10. The Reliance Group of companies, of which the company is a part, supported an independent company in which the company holds less than 2% of equity shares (EPC Company) to inter alia undertake contracts and assignments for the large number of varied projects in the fields of power (thermal, hydro and nuclear), roads, cement, telecom, metro rail, etc. which were proposed and / or under development by the Group. To this end, along with other companies of the Group, the company funded EPC Company by way of EPC advances, subscription to Debentures and Preference Shares and inter-corporate deposits. The aggregate funding provided by the company as on 31st March, 2019 was Rs. 7,082.96 crores (previous year Rs. 10,936.62 crores) net of provision on Rs. 3,972.17 crores, Rs. 2,697.17 crores). In addition, the company has provided corporate guarantees during the year aggregating (net of subsequent cancellation) to Rs. 1,775 crores.

 

The activities of EPC Company have been impacted by the reduced project activities of the companies of the Group. In the absence of the financial statements of the EPC Company for the year ending 31st March, 2019 which are under compilation, it has not been possible to complete the evaluation of the nature of relationship, if any, between the independent EPC Company and the company.

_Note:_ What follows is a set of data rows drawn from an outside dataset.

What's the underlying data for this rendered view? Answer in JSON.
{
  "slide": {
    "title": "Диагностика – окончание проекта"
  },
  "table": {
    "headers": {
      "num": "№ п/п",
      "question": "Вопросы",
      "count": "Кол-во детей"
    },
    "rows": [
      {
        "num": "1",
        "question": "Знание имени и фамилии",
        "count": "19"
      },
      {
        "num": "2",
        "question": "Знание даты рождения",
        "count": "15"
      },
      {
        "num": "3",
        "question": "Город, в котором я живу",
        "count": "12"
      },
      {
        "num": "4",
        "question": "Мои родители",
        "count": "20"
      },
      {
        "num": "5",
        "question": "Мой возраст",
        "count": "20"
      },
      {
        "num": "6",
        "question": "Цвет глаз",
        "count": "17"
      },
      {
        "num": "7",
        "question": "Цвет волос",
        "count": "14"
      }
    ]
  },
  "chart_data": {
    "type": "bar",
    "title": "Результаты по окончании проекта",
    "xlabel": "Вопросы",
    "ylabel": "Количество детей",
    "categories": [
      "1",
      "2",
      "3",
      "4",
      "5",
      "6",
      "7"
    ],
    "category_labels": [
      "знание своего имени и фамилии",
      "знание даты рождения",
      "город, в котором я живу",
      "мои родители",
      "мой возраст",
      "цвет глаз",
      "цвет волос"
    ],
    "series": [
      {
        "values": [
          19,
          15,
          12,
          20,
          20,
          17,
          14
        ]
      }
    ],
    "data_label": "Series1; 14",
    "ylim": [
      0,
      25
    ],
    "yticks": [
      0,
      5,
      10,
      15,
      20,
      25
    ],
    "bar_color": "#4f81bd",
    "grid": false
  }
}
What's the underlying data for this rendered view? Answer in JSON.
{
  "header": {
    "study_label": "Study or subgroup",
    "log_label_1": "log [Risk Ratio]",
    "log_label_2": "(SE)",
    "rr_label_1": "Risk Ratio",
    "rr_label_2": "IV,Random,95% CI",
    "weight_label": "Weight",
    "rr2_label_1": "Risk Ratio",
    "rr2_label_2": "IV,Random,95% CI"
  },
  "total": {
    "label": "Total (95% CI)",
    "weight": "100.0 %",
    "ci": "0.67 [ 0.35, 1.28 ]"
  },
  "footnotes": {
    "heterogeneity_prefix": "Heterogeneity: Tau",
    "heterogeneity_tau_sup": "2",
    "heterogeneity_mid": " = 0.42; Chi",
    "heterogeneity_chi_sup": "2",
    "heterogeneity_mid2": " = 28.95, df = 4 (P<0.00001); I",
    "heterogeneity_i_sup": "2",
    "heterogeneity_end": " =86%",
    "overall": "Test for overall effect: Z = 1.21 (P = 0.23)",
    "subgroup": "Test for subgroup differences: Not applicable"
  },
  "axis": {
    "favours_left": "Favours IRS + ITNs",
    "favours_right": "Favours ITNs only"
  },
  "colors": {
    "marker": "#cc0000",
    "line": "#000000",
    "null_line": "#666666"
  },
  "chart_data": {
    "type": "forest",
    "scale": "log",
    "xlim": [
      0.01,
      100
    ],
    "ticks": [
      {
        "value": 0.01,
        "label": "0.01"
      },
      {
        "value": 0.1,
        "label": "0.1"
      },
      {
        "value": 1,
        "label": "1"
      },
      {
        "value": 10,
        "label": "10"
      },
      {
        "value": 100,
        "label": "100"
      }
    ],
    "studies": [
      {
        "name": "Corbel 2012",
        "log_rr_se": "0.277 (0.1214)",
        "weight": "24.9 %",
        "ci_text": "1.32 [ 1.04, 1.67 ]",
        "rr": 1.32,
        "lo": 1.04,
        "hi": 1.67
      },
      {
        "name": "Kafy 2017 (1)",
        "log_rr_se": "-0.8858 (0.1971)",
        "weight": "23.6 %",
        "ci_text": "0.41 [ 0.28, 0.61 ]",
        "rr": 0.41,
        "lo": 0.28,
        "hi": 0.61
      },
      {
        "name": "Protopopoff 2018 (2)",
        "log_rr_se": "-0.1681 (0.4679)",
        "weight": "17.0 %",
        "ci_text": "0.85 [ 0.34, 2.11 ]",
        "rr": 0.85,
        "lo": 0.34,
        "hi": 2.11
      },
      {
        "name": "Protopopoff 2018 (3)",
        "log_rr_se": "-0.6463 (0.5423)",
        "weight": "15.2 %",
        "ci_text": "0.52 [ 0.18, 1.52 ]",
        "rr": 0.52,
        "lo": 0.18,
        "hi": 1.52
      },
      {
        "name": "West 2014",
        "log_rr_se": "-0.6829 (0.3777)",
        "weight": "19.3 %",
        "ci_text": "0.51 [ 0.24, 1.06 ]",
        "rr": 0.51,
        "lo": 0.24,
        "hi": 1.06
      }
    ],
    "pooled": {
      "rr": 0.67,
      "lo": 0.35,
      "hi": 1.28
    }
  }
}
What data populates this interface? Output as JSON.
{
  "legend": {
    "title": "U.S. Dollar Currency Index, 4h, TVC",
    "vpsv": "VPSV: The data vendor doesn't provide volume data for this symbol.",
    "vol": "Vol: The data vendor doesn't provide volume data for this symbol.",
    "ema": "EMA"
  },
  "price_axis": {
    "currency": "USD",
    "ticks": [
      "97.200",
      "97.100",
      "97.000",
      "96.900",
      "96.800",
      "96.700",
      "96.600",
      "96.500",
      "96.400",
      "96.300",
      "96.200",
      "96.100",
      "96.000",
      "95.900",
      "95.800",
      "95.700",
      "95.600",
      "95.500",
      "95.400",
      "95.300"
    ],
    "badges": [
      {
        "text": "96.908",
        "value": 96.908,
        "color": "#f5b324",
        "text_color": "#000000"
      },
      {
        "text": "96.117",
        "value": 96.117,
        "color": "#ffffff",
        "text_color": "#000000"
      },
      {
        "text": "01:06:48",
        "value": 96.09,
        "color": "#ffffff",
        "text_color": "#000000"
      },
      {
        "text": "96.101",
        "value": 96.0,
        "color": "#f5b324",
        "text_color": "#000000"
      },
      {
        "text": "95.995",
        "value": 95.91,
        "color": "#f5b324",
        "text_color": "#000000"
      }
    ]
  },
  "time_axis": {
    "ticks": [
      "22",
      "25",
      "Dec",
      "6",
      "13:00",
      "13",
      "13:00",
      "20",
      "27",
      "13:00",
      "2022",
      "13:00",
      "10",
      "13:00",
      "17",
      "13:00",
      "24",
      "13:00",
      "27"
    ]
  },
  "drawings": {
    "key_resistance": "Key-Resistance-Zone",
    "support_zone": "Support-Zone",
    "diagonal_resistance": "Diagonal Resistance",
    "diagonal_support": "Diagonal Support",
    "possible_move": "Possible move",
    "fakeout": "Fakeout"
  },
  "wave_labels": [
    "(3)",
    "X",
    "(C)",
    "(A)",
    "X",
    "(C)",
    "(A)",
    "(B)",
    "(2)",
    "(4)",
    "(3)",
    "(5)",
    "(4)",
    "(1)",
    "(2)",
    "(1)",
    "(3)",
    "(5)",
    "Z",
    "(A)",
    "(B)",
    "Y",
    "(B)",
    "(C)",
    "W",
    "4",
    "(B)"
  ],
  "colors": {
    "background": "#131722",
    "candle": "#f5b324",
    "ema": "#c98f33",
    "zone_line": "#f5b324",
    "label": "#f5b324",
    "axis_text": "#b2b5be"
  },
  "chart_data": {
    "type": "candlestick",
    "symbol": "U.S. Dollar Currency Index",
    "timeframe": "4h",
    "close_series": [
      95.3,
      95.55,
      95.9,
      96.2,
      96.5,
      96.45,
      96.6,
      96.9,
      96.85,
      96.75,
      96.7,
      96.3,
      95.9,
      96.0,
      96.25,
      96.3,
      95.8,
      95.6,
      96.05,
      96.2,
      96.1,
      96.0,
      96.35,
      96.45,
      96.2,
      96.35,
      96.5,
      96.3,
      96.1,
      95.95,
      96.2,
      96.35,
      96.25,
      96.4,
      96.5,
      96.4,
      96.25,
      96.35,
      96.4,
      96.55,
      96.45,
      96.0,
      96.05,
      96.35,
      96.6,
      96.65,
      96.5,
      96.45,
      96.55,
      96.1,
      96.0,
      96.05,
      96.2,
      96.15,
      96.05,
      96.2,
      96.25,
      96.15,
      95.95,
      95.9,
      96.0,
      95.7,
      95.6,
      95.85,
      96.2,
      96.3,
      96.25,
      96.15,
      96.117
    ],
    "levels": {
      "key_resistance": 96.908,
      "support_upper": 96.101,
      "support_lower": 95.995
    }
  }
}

At present, based on the analysis carried out in earlier years, the EPC Company has not been treated as related party.

 

Similarly, in the absence of full visibility on the assets and liabilities of the EPC Company, and after considering the reduced ability of the holding company of the Reliance Group of Companies to support the EPC Company, the company has provided / written-off further Rs. 2,042.16 crores during the year in respect of the outstanding amount advanced to the EPC Company. Given the huge opportunity in the EPC field, particularly considering the Government of India’s thrust on infrastructure sector coupled with increasing project and EPC activities of the Reliance Group, the EPC Company with its experience will be able to achieve substantial project activity in excess of its current levels, thus enabling the EPC Company to meet its obligations. The company is reasonably confident that the provision will be adequate to deal with any contingency relating to recovery from the EPC Company.